Inequality stifles growth, pursuing equality does not hinder it
With the 2014 dud budget - or "dudget" - we finally see the deluge of boganomics lap at the pinnacle of Australian economic policy.
We needed only the mention of austerity for our fragile economy to falter... unforeseen consequences - for no one except Abbott and his band of fundamentalists.
What Tony 'Saruman' Abbott does not understand is what even the dry IMF does:
A widely-publicised internal paper by three of [the IMF's] senior economists released earlier this year questions the conventional market view that inequality has little or no negative impacts on growth. While it cautions that the relationship between growth and inequality is complex, the study concludes on the basis of its multi-decade, cross-country statistical analysis, lower inequality "is robustly correlated with faster, more durable growth".

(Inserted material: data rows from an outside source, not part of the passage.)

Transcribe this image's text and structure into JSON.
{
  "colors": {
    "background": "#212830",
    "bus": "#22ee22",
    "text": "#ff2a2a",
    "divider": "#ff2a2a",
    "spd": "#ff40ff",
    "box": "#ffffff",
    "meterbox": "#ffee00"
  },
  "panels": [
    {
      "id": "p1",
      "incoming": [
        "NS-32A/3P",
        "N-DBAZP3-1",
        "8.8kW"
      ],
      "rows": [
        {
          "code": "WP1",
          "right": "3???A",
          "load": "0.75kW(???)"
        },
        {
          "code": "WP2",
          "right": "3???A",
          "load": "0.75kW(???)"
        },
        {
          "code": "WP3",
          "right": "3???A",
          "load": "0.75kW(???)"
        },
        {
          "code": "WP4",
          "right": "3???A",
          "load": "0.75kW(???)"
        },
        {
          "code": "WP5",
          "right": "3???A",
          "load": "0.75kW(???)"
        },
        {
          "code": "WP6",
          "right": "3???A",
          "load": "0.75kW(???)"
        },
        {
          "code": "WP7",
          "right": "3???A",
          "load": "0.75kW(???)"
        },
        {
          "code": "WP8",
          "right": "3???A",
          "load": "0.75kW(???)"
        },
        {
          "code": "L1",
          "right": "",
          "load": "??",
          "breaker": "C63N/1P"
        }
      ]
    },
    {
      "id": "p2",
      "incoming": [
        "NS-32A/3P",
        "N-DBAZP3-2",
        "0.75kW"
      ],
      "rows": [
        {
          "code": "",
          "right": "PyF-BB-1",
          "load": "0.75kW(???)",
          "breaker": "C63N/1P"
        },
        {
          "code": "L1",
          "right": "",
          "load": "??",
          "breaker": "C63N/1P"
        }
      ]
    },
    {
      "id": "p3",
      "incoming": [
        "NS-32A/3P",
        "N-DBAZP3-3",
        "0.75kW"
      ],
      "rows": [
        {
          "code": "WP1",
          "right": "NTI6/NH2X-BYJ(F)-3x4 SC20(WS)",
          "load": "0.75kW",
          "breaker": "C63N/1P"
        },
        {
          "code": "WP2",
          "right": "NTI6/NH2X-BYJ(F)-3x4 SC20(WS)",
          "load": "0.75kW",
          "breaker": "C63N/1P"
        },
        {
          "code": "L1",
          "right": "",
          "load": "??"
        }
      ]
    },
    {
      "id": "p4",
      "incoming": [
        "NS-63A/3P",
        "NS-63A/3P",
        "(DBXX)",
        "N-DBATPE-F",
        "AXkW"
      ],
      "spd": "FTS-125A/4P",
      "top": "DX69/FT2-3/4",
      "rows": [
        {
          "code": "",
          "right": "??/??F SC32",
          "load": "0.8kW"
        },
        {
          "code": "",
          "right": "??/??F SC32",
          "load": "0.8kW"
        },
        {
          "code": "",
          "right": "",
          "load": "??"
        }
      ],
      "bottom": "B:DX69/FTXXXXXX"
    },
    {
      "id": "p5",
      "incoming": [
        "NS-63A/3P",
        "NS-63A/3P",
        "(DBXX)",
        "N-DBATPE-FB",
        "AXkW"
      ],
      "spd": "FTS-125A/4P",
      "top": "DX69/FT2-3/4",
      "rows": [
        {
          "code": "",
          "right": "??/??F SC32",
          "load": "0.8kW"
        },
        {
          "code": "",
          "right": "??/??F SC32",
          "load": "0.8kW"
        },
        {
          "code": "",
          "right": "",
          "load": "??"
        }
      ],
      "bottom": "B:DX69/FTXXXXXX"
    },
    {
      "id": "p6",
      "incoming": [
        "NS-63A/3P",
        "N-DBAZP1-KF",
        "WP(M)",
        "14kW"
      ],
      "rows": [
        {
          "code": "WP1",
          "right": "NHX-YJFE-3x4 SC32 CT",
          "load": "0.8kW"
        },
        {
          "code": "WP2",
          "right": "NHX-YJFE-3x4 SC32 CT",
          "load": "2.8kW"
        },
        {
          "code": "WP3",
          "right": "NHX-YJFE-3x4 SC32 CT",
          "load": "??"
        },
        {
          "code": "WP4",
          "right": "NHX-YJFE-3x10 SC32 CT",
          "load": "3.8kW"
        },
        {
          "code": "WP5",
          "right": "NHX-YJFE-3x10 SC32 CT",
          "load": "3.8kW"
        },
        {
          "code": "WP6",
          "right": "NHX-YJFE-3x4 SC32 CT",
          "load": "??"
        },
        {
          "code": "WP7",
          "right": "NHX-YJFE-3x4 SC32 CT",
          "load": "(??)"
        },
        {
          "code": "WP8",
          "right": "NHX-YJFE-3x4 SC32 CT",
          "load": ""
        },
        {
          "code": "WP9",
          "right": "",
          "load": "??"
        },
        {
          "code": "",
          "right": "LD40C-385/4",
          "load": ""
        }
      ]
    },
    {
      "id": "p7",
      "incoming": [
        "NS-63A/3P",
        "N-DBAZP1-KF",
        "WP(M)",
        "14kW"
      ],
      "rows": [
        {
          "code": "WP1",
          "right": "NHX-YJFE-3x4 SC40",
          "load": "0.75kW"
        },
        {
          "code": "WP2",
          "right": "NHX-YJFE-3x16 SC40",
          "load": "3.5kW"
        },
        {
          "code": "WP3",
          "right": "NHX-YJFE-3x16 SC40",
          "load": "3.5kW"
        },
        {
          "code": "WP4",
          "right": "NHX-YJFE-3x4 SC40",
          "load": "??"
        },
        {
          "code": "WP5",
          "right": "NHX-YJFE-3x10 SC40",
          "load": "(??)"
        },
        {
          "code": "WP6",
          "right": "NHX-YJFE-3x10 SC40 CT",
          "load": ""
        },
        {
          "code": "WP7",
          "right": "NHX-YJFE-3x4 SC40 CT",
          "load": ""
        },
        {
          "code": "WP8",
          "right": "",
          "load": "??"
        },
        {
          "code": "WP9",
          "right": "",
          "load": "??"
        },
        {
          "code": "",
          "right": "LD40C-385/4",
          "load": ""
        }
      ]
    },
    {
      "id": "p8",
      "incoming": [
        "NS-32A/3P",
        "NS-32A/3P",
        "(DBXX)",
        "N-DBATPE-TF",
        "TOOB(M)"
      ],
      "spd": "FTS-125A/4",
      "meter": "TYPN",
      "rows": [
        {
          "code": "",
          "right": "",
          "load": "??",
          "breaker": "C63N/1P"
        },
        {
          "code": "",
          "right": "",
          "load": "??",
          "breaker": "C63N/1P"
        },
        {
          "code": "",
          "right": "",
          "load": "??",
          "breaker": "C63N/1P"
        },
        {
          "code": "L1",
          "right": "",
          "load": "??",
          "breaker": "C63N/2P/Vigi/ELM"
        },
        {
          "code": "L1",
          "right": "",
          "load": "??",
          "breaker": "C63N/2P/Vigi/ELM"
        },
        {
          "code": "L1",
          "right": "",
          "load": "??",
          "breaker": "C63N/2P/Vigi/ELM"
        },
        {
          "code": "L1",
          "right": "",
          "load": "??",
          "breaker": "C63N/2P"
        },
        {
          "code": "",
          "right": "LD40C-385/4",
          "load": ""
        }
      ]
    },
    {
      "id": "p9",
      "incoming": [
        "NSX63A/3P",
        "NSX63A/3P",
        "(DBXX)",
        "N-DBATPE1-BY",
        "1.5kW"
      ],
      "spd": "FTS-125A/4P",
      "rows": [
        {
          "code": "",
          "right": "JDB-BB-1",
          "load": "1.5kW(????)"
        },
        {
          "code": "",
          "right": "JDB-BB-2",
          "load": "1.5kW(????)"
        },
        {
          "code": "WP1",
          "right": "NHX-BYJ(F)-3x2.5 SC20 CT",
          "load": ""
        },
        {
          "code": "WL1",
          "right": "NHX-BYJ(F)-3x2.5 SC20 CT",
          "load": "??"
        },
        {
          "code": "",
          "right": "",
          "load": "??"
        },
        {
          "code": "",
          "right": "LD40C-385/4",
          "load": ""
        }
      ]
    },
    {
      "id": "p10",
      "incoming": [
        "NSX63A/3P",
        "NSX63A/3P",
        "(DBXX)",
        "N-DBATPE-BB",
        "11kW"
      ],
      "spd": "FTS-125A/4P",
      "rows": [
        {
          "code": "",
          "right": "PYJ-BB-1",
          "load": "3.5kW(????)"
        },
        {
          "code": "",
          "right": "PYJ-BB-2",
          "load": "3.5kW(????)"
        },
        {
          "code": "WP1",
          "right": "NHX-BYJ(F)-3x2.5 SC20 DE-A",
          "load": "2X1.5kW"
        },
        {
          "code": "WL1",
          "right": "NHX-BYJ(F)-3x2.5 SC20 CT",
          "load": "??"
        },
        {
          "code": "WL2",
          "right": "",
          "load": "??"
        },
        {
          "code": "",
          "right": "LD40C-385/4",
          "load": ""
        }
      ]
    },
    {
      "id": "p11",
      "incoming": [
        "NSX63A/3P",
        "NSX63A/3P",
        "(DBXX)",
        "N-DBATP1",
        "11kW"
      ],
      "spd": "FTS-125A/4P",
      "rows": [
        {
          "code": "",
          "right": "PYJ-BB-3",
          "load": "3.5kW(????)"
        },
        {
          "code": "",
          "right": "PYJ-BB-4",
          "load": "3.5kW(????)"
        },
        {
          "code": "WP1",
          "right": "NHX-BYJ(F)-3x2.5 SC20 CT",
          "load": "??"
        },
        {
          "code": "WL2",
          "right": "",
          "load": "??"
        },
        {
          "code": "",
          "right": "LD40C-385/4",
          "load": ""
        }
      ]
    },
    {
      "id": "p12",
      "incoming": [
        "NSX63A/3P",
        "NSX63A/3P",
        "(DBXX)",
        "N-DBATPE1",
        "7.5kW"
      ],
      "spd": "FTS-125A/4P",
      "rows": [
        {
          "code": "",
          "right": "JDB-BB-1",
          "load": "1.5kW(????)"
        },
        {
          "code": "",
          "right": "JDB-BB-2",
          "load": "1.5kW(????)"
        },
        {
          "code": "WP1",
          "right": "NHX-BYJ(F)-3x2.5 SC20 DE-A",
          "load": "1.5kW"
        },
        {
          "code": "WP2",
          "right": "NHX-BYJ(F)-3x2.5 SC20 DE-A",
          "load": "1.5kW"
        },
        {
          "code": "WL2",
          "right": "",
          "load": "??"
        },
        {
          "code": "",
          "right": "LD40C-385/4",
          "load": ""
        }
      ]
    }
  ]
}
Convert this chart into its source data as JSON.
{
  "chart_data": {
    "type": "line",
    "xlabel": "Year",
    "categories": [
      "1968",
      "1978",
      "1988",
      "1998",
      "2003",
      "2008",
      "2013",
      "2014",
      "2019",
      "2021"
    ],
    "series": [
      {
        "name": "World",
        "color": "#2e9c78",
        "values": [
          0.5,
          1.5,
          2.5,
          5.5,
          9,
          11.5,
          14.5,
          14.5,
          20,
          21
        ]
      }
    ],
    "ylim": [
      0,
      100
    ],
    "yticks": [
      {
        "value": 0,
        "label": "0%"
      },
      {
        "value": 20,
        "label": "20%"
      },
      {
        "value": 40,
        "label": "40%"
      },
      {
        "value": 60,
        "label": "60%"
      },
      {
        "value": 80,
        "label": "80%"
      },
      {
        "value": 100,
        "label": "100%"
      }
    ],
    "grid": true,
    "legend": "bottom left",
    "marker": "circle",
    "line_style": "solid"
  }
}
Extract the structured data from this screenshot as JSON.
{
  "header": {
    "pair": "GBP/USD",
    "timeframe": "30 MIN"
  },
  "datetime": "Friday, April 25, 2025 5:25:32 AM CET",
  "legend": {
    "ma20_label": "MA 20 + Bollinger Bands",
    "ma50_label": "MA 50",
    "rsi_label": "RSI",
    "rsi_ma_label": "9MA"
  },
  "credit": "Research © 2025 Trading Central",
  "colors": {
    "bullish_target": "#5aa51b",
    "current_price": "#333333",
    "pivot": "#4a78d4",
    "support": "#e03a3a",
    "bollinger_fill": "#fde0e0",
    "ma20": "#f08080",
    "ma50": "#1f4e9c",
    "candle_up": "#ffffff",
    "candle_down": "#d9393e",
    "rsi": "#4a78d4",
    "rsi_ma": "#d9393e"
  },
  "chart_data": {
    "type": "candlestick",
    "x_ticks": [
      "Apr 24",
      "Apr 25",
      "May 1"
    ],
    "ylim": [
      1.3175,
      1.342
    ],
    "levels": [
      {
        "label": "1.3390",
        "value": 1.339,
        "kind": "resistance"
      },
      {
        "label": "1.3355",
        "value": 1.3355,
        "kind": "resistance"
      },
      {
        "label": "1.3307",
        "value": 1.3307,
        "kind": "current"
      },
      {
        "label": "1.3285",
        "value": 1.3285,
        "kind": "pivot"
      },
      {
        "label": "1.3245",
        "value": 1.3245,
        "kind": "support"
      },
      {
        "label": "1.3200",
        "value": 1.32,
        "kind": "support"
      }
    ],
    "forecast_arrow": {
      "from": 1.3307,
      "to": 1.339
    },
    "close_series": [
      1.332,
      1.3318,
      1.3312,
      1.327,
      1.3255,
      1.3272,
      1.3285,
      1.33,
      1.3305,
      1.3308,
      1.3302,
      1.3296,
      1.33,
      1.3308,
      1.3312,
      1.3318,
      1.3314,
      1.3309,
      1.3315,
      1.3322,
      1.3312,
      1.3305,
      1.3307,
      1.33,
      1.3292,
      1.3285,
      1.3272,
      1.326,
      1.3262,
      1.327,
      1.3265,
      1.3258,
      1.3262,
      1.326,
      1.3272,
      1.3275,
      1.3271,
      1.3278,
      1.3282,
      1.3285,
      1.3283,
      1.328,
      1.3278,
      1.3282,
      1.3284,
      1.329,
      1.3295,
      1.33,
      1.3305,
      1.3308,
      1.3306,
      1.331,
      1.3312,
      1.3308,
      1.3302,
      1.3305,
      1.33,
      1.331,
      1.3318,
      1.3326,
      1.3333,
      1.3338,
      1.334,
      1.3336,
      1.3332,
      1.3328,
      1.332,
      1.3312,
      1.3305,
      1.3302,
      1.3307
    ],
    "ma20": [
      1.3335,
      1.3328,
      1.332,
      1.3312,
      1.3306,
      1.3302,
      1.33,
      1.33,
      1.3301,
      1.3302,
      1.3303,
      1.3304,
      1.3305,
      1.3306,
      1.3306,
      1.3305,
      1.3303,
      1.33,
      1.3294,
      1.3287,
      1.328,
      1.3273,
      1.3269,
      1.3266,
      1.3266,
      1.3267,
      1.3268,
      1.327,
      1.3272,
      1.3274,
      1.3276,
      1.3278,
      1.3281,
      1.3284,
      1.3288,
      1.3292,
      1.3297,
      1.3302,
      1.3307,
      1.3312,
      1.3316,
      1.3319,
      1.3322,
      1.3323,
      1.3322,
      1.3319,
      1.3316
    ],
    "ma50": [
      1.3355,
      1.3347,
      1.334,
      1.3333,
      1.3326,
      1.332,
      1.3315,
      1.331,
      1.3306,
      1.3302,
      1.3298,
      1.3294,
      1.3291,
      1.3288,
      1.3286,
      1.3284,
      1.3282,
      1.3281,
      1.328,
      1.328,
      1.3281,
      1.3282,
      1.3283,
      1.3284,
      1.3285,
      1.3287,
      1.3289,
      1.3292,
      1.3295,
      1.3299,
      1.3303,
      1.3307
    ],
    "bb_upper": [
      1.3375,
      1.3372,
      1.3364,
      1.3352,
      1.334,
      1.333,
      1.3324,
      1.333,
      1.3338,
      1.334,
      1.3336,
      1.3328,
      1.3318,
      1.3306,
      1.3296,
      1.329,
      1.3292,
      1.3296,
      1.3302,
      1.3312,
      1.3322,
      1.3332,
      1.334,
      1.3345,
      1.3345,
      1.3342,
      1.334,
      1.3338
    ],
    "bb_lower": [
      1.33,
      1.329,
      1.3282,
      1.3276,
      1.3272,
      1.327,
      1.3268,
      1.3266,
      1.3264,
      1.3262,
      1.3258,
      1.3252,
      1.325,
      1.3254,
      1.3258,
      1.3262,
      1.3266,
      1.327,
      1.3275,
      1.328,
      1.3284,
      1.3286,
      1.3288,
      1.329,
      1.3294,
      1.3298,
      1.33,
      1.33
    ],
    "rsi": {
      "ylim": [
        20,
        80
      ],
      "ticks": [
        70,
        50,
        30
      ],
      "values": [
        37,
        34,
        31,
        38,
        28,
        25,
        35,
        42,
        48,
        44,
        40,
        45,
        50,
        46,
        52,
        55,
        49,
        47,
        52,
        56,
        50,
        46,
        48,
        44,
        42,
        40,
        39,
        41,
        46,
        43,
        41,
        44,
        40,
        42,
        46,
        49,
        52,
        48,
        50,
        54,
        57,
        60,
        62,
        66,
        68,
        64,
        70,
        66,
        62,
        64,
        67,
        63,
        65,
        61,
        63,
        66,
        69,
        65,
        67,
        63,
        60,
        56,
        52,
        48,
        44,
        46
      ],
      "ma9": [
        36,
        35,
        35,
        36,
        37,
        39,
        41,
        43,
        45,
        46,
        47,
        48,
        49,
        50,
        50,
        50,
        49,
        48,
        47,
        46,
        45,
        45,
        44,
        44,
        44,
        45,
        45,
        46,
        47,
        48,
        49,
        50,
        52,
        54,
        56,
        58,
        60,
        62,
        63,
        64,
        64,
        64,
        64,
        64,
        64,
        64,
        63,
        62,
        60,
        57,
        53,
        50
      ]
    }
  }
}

And they're not the only dries coming out of the cold:
The IMF study, for example, prompted the Financial Times' Martin Wolf, one of the world's foremost super-dry economic commentators, to write, "not only does inequality damage growth but efforts to remedy it are on the whole, not harmful".
Source: The Age again
But you didn't need me to tell you that. Highly redistributive countries such as Switzerland or... Australia are also the rich countries. And countries with entrenched plutocracies and impoverished millions such as the Central African Republic are poor.
This would seem to make sense even without dangerous experimenting on oneself: the plutocracy entrenches itself and uses the state to strangle any competition.
As we say in football: "Look at the scoreboard!"